И опять возвращаюсь к вопросу о досадной необходимости стать злым. Уже ведь и школа кончается, с нею уходит наивное детство, - и как же я, взрослый, проживу с такою розовой ерундой в голове? - Думаю, что этот удачный стих наиболее адекватно передает мое тогдашнее душевное состояние, вообще характерное для человека, который, повинуясь холодному рассудку, буквально через силу принуждает себя делать то, чему яростно противится его сердце.

Век от веку, год от году
Дни ступают тяжело.
Месит призрачную воду
Неспокойное весло.

Нет конца и нет начала
Странной матовой реке.
Сваи твердые причала
Растворились вдалеке.

Надо плыть и помнить свято,
Что простор прекрасным полн,
Что не вся надежда смята
Шумом злых холодных волн.

А неверье грянет в душу,
Ум пойдет вослед чутью -
Смерть! Не выплывешь на сушу.
Захлестнет волна ладью.

Тот, кто верит, волны мерит
Силой тяжкого труда.
Безуспешно ищут берег
Островочки-города.

Лодки плавают, как вата,
Свет стремясь во мгле найти,
А река течет куда-то
К безднам Млечного пути.

23 февраля 1978

78-15

Данный стих - уникальное свидетельство моих юношеских "превращений в нового человека", которые осуществлялись при ритуальных переходах Окружного (Андреевского) железнодоржного моста.

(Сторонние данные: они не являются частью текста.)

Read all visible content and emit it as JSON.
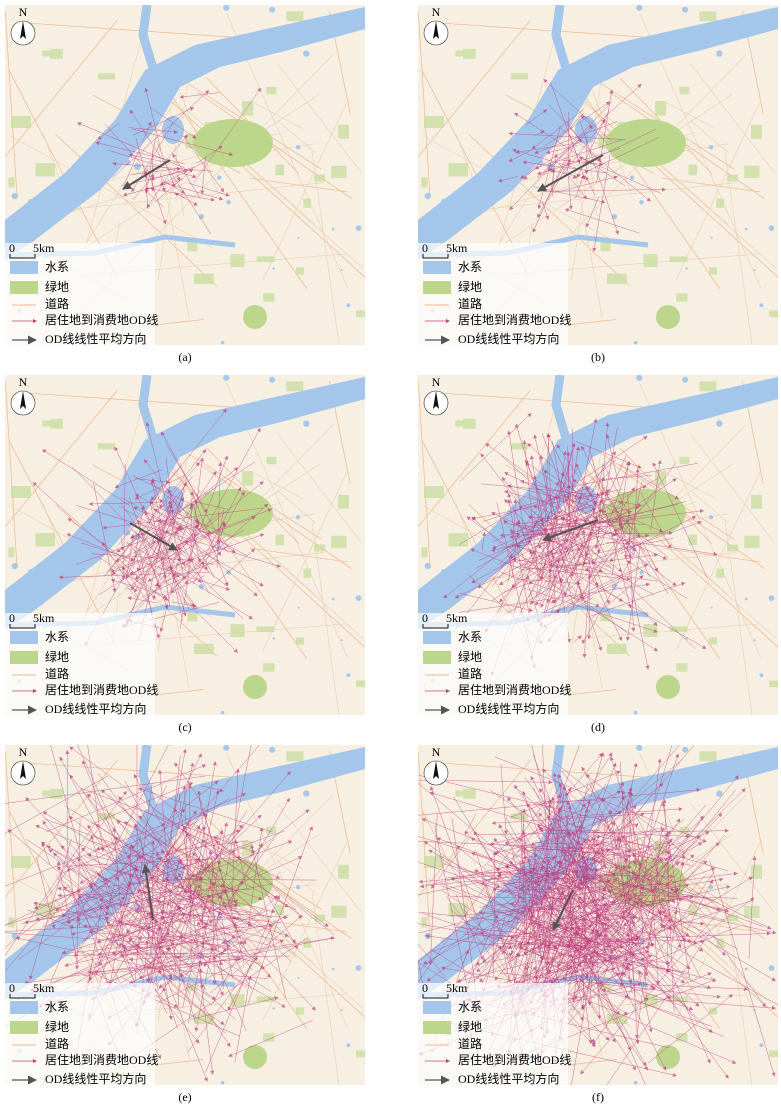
{
  "north": "N",
  "scale": {
    "zero": "0",
    "distance": "5km"
  },
  "legend": [
    "水系",
    "绿地",
    "道路",
    "居住地到消费地OD线",
    "OD线线性平均方向"
  ],
  "panels": [
    {
      "caption": "(a)"
    },
    {
      "caption": "(b)"
    },
    {
      "caption": "(c)"
    },
    {
      "caption": "(d)"
    },
    {
      "caption": "(e)"
    },
    {
      "caption": "(f)"
    }
  ]
}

За Окружным мостом в тумане
Фонарь мерцает тяжело.
По склонам гор в сухом бурьяне
Сугробы снега намело.

Змеится тропка вдоль обрыва,
Змеятся рельсы по земле.
Иду вперед. И снова живы
Мечты о детстве и тепле.

Лощина тянется отлого
К подножью сонного холма.
Звенит железная дорога,
Скрипит морозная зима.

И, словно призраки немые,
Встают дела минувших лет,
Блестят секунду, как живые,
И вдаль плывут друг другу вслед.

На сердце грустно и приятно,
Хоть много дней прошло с тех пор.
А позади в тумане внятно
Зажегся красный светофор.

28 февраля 1978

В примечаниях конца 1990-х годов к этому стиху значилось следующее:

…Но одними жалобами и вздохами делу не поможешь. Требуются меры более радикальные, - например, собраться с духом и наконец-то стать новым человеком. Едва им станешь, сразу вся жизнь наладится. Алгоритм превращения в нового человека таков. Сперва долго читаешь свои старые дневники и навеки прощаешься с темным прошлым. Затем в ненастные сумерки идешь длинным маршрутом по тем улицам и дорожкам, где гулял, бывало, в детстве, и опять вспоминаешь. Наконец, сжав кулаки и сделав каменное лицо, всходишь по лестнице на старый железнодорожный мост, повторяя про себя наиболее решительные из ранее написанных стихов. Река является рубежом; надо идти, глядя строго перед собой, не оборачиваясь и по возможности не реагируя на проносящийся рядом поезд. На той стороне уже начинается новая жизнь, но пока не войдешь в метро, оборачиваться, ясное дело, нельзя.